It’s singularly profound that in William Wyler’s 1953 classic Roman Holiday, Gregory Peck’s conniving journalist Joe Bradley in the end chooses honor over remuneration – ultimately refusing to profit from a deceptively procured story about Audrey Hepburn’s starkly naïve Princess Ann. Bradley, by the way, lived at Via Margutta 51.
Seven years later, Federico Fellini’s La Dolce Vita would decisively contend that Bradley’s war was a lost one, and that celebrity journalism would careen unstoppably towards the ends of crassness and avarice. Fellini himself lived with his famous actress wife Giulietta Masina at Via Margutta 110.
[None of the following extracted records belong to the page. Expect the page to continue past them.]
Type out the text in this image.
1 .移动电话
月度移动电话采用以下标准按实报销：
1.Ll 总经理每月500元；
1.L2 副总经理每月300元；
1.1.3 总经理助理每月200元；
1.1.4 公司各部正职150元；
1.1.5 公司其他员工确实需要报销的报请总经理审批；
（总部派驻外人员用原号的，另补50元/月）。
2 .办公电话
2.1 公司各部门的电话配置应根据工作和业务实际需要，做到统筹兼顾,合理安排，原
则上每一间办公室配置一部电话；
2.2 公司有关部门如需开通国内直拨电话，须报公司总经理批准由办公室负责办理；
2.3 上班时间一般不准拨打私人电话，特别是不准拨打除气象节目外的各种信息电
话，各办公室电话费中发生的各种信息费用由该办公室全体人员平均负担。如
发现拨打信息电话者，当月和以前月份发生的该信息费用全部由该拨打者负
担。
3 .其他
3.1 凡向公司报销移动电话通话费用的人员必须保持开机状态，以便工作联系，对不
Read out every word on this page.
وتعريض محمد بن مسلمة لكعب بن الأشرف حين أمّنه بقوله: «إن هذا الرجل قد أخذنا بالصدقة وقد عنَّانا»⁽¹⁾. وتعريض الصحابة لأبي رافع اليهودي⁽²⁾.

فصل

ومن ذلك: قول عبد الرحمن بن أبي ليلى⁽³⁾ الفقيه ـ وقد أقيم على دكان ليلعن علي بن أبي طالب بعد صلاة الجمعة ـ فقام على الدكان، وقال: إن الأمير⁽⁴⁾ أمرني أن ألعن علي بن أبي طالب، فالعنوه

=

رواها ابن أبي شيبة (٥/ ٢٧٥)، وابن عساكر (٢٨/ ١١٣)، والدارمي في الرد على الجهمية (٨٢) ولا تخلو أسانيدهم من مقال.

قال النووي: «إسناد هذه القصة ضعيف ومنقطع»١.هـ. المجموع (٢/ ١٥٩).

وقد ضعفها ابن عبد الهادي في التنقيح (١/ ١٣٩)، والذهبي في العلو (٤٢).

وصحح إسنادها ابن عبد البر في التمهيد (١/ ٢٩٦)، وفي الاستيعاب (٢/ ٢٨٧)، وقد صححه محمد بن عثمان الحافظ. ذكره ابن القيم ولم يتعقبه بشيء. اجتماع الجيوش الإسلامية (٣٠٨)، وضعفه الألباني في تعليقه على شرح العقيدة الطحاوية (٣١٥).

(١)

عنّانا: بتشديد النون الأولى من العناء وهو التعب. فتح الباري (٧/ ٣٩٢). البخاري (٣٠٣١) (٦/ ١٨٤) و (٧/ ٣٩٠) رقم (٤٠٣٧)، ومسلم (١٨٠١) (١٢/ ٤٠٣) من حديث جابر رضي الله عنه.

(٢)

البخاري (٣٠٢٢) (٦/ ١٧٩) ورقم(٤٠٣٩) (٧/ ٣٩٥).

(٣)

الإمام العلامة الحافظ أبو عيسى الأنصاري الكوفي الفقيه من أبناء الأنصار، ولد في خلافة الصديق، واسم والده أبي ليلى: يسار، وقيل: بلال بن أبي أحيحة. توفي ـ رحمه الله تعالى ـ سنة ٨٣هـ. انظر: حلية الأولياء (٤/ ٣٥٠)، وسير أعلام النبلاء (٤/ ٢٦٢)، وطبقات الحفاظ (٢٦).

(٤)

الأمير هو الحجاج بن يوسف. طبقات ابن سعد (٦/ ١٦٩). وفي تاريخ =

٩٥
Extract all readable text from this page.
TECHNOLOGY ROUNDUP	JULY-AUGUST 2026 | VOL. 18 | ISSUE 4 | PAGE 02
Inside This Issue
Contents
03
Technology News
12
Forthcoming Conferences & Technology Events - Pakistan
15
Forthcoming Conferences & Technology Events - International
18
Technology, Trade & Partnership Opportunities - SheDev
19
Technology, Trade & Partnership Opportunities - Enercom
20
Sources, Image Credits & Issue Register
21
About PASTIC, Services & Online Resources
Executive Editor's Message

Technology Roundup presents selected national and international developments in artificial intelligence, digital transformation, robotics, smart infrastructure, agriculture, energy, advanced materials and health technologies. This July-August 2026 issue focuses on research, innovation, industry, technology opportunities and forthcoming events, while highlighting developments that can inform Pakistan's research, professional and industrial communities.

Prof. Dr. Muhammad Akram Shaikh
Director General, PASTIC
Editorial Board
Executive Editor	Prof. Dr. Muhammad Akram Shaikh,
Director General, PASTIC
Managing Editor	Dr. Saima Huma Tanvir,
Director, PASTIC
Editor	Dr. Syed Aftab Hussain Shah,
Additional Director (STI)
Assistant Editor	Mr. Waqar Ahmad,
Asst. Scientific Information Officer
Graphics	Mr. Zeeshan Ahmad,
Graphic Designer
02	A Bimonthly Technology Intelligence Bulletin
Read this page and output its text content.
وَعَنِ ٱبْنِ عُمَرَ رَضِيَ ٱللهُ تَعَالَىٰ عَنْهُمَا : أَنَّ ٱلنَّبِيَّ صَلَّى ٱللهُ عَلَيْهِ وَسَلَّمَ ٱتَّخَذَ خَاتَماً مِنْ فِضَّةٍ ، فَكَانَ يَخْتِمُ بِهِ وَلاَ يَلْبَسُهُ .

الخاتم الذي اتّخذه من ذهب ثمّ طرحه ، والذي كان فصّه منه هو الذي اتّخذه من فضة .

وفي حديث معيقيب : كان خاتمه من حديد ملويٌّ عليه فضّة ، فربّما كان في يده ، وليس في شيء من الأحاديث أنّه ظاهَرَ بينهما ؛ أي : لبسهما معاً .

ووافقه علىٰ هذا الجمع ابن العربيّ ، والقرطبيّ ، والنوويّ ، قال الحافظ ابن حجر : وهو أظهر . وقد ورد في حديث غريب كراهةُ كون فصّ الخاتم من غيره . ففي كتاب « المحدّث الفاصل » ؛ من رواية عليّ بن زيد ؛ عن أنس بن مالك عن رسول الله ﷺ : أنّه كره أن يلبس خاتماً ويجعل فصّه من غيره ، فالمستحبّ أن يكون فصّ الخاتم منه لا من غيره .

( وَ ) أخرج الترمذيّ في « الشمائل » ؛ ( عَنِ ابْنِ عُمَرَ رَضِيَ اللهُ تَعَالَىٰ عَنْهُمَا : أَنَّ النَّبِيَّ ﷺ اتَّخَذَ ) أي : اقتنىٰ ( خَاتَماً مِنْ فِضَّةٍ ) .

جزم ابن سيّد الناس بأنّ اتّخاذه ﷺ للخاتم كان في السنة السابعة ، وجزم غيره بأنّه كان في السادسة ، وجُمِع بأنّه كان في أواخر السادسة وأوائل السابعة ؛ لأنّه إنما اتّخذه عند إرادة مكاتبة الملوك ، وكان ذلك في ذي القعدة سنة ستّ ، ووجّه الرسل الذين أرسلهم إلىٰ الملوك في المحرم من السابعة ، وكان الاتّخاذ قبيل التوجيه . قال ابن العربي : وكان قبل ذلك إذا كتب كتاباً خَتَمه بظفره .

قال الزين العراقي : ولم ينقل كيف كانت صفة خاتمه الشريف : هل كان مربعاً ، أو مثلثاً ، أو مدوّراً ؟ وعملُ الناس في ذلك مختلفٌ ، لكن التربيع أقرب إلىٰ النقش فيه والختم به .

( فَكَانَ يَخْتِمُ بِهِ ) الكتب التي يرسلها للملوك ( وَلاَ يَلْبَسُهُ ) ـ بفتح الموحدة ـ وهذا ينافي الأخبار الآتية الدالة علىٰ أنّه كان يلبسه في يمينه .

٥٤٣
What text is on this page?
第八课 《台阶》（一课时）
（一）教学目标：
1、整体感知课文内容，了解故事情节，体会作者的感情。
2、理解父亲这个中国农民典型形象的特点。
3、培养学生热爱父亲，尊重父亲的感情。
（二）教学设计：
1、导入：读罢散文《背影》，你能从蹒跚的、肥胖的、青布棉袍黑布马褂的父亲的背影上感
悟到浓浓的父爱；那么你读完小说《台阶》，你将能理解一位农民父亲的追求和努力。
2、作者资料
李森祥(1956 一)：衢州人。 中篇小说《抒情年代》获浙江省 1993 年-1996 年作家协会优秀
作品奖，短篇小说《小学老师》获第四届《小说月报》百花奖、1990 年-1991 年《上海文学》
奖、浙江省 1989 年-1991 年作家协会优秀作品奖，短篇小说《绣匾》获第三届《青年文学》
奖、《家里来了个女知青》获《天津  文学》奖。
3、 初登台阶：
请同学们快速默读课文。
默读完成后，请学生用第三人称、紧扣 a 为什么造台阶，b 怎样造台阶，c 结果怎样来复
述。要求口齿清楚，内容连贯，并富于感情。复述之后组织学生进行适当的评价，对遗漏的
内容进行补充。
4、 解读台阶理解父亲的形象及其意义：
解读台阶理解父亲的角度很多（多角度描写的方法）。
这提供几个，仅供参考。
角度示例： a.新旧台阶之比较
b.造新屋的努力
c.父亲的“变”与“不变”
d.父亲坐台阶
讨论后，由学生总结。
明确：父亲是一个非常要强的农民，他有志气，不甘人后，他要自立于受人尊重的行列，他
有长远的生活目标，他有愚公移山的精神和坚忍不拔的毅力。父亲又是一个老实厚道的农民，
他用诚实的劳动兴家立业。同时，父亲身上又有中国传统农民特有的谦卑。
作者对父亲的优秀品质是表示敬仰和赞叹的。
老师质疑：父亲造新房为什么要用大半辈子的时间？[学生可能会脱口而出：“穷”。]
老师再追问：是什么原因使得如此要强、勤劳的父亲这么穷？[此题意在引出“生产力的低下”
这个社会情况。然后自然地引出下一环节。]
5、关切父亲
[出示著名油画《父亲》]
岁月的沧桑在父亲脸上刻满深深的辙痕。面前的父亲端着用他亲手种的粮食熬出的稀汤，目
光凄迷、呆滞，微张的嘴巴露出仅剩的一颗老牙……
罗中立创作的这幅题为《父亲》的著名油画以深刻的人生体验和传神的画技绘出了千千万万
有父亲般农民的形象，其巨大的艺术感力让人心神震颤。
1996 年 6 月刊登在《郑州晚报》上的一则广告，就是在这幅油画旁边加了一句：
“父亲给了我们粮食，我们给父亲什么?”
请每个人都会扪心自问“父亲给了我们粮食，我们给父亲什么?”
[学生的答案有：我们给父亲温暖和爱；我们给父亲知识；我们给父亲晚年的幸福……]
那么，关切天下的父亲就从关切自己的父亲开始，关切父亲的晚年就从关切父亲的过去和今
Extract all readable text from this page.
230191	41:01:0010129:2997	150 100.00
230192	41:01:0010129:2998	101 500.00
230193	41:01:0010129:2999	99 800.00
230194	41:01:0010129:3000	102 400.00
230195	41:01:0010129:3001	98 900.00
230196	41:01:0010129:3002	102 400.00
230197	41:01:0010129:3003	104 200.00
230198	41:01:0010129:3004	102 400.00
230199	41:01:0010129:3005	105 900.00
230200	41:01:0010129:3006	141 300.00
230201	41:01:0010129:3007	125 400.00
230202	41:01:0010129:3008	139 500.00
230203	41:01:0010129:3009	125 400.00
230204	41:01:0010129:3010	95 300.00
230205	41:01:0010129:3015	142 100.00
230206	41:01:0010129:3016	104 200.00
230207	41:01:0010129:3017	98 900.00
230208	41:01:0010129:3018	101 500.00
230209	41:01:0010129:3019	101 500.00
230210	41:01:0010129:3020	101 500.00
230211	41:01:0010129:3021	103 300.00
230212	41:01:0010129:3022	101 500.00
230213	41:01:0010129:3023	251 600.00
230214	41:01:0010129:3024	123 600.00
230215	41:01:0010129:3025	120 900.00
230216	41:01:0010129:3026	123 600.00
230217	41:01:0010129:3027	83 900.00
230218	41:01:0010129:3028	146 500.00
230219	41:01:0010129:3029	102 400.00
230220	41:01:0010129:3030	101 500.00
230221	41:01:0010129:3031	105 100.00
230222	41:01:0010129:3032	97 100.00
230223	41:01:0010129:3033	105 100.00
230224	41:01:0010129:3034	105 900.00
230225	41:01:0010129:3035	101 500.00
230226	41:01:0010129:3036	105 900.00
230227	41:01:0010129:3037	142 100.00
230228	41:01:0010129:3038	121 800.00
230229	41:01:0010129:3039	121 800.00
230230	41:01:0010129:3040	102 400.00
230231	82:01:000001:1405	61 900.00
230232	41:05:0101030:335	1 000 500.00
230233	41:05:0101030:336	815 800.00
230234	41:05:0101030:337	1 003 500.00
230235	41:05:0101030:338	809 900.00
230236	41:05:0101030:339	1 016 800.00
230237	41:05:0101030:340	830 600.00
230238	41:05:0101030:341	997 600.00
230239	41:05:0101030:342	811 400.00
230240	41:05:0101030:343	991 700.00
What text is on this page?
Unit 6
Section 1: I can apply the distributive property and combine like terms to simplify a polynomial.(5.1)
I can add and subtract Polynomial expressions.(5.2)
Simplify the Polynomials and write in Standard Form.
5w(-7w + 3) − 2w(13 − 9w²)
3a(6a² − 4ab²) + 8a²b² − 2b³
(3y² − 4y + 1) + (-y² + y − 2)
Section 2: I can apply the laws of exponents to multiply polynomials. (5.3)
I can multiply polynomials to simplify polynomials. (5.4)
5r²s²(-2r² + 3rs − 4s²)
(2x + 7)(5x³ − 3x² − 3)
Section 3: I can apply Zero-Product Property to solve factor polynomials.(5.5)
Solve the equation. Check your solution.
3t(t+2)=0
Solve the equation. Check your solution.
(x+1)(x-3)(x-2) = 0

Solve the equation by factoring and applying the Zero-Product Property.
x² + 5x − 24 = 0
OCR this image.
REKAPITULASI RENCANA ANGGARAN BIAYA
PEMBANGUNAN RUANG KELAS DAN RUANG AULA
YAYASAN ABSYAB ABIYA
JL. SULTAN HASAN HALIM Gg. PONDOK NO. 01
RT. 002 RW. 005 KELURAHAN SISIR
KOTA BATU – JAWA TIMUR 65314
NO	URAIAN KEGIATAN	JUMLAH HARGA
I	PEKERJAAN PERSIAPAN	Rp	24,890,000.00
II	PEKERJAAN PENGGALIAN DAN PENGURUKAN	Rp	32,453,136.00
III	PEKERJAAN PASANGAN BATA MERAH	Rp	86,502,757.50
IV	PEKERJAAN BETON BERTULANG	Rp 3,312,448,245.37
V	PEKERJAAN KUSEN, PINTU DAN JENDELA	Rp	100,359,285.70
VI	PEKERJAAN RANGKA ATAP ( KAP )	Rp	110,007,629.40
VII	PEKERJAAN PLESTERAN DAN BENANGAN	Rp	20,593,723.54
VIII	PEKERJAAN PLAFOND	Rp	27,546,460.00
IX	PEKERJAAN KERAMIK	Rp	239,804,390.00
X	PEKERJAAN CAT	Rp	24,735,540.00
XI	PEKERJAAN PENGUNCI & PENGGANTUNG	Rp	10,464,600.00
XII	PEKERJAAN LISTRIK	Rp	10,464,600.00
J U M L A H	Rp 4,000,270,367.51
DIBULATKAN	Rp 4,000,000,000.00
Ironically, 1953 also saw the launch of one of the earliest contemporary art fairs, the still annually presented 100 Painters on Via Margutta, which is currently on from this weekend through May 6. And as we are now all too keenly aware, art gatherings have irreversibly coalesced with celebrity culture – cementing Fellini as a modern prophet, of sorts…and inevitably closing the circle.
But the Via Margutta, surely one of the most ethereally beautiful places in the known world for a contemplative stroll, has still somehow managed to exist beyond it all. Here, stylish design hotels share a street address with old-fashioned, ivy-draped inns, and chic but independent boutiques are still decisively outnumbered by classically cultivated artisan workshops.
Yet celebrity and fashion still mark its existence. As night falls here, the elegant Osteria Margutta draws sophisticated locals and Hollywood stars looking for something beyond the same old cacio e pepe: and at the far end of the street, hip vegetarian eatery Il Margutta morphs into a late night stylish dance party. (Unlike NYC, it’s legal to dance in restaurants in Rome.)
One of our fave places to stay in Italy’s capital also calls this street home, the aptly named Hotel Art, which flaunts a sort of futuristic, 23rd Century modernism. To wit, stark white egg pods act as reception and concierge desks, and Pantone hallways make getting to one’s room a bit of a hyper-sensory, sci-fi adventure. But its lobby and bar are fascinatingly fitted into a spectacular, deconsecrated 17th Century chapel – an extravagant reminder of the Via Margutta’s varied and unparalleled history.